Improving Retrieval Augmented Generation with CRAG

Angelina Yang
3 min readMay 22, 2024

Retrieval Augmented Generation (RAG) is a technique that integrates external knowledge sources into large language models (LLMs) to enhance their response generation capabilities. However, one limitation of vanilla RAG systems is that if the initial retrieval of documents is not accurate or relevant, the final response can suffer.

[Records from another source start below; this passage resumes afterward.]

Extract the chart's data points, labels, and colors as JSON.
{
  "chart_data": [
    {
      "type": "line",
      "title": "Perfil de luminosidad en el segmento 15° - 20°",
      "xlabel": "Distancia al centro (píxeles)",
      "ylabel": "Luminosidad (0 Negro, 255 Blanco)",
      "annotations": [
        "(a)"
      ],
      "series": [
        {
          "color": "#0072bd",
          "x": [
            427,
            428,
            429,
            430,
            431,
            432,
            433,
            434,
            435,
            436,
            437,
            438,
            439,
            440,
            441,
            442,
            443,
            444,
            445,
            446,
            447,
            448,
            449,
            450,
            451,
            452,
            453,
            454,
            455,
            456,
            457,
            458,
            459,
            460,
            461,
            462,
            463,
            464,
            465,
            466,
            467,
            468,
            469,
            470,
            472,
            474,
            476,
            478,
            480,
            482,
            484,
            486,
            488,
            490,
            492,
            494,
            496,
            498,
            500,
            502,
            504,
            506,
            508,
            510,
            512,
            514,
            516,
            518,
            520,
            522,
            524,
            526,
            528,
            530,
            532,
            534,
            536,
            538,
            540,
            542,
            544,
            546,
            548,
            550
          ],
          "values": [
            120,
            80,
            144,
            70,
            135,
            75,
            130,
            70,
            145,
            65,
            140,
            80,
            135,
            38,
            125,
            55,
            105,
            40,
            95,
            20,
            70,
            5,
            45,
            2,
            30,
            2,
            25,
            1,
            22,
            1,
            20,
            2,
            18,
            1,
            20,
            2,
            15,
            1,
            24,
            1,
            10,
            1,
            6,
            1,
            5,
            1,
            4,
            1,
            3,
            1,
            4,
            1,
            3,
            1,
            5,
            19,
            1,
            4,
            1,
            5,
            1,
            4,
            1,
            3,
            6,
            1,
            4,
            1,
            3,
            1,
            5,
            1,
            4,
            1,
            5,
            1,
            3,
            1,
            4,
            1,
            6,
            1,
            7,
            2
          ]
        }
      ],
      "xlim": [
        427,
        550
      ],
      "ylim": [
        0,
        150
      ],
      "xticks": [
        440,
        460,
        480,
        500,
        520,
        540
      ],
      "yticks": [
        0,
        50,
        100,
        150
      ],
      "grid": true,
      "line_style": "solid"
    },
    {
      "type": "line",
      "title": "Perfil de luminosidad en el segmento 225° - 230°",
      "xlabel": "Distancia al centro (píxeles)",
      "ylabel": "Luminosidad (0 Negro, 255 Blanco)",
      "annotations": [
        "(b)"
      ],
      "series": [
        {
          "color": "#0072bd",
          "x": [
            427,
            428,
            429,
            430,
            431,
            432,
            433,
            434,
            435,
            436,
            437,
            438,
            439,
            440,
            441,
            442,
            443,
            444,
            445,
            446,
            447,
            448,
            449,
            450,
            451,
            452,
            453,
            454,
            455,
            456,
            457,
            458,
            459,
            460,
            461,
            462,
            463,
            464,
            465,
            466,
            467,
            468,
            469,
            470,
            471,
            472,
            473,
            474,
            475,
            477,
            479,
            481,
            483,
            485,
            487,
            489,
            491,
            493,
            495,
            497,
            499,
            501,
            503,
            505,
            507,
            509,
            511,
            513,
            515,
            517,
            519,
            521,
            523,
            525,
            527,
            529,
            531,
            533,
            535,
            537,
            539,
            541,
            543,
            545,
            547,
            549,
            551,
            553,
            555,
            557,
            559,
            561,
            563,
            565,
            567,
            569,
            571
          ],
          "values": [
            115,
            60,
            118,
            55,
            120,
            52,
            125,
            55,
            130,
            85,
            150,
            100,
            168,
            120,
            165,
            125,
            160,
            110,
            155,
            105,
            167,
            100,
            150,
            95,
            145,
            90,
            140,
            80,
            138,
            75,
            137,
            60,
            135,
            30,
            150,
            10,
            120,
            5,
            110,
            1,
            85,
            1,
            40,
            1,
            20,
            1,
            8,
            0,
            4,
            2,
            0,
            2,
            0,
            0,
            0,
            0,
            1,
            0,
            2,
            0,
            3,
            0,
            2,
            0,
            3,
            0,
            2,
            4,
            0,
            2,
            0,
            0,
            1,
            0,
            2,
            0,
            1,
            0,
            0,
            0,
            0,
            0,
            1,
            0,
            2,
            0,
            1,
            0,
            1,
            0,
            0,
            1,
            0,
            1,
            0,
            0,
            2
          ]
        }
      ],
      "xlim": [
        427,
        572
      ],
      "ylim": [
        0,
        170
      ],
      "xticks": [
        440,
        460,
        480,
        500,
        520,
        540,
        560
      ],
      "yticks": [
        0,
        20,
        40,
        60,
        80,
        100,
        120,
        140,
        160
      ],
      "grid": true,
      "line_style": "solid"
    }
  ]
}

To address this, researchers have proposed a novel method called Corrective Retrieval Augmented Generation (CRAG). The core idea behind CRAG is to introduce a separate “evaluator” component to assess the quality and relevance of the initially retrieved documents before passing them to the LLM for response generation.

How CRAG Works

  1. The system retrieves potentially relevant documents from a vector database based on the user’s query.
  2. These retrieved documents are passed through a lightweight evaluator model (e.g., T5) that classifies each document into one of three categories: correct, ambiguous, or incorrect.
  3. Correct documents are kept as-is, while ambiguous ones are supplemented with additional web search results. Incorrect documents are discarded and replaced with web search results.
  4. The retained documents then go through a “decompose and recompose” step, where they are broken into smaller text strips, filtered again for relevance, and only the most pertinent strips are passed to the LLM.